У нас повсюду стоят радиоприемники, даже в моей темной комнате, где я проявляю фотографии. На подоконнике в ванной стоит голубой приемник. На тумбочках по обе стороны кровати – тоже приемники. Самый новый из них украшает белую столешницу нашей белоснежной кухни. Мы постоянно слушаем радиопередачи. Я пью лекарства от артрита – “фельден” – и каждое утро принимаю витамины. Ношу очки для чтения и храню по паре в каждой комнате.
С возрастом я изменилась. В некотором смысле до неузнаваемости. Физические перемены играют тут не последнюю роль. Я сплю куда больше, чем в юности, и плохо запоминаю сны. Я с удовольствием сижу целыми днями дома. Вечером, когда приезжает Джек, мы ужинаем, разговариваем и выпиваем. Мне не нужны другие люди. Мы редко приглашаем гостей. Я разучилась петь и говорю теперь хриплым голосом. На пианино тоже не играю и не слушаю музыку. Чаще всего сижу в кабинете и раскладываю пасьянсы. Я слишком много времени провожу в одиночестве. Иногда я выезжаю в город, но к часу дня всегда возвращаюсь домой.

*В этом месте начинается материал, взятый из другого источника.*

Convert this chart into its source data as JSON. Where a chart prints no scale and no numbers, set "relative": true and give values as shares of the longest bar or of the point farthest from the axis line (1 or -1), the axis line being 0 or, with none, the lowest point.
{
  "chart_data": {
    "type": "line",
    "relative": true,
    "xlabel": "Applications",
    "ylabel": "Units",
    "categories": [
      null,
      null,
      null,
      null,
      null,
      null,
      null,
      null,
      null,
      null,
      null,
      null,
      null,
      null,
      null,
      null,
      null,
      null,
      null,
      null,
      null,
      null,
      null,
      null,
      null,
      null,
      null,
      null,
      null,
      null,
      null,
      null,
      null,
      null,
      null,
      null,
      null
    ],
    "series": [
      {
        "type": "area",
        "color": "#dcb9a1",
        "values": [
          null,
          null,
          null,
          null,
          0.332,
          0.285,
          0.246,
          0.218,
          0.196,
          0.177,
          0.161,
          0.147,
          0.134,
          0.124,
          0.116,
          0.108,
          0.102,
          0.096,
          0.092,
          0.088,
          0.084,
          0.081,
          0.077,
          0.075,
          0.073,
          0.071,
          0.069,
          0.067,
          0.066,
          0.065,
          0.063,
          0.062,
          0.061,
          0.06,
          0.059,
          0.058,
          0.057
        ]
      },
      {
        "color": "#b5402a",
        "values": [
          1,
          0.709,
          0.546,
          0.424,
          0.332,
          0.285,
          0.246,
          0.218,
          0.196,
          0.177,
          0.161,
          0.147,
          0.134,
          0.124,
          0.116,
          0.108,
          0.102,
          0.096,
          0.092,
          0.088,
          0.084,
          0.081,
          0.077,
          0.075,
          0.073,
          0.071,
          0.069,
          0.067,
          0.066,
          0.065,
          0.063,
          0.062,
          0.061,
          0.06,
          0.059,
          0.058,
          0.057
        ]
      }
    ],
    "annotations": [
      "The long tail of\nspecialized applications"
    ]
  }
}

Переодевшись в одежду поудобнее, я иногда гуляю по кварталу. Смотрю, как снуют туда-сюда машины – кто уезжает, куда уезжает. Любуюсь Чампом – золотистым ретривером Джима Бочампа. Его жена Марта не любит собак. По-моему, это странно.
Иногда мне кажется, что в глубине души я – художник. Сейчас я тружусь над огромным листом белого картона – пытаюсь превратить его в коллаж. Получается неплохо, но я никому об этом не рассказываю. У меня уже стоят готовыми пять других работ. Две из них покажут на выставке в колледже Санта-Аны. Я работаю, сидя на полу. В основном делаю вырезки из Times. Своими хобби я занимаюсь только после того, как закончу с работой по дому – такая уж привычка. Я застилаю постели, убираюсь в ванной, мою посуду, расправляю занавески, продумываю меню на ужин, пишу список дел на день, одеваюсь и только потом отправляюсь к себе в кабинет. Иногда мне работается хорошо, иногда – не очень. Это неважно – все равно я это делаю только ради себя самой.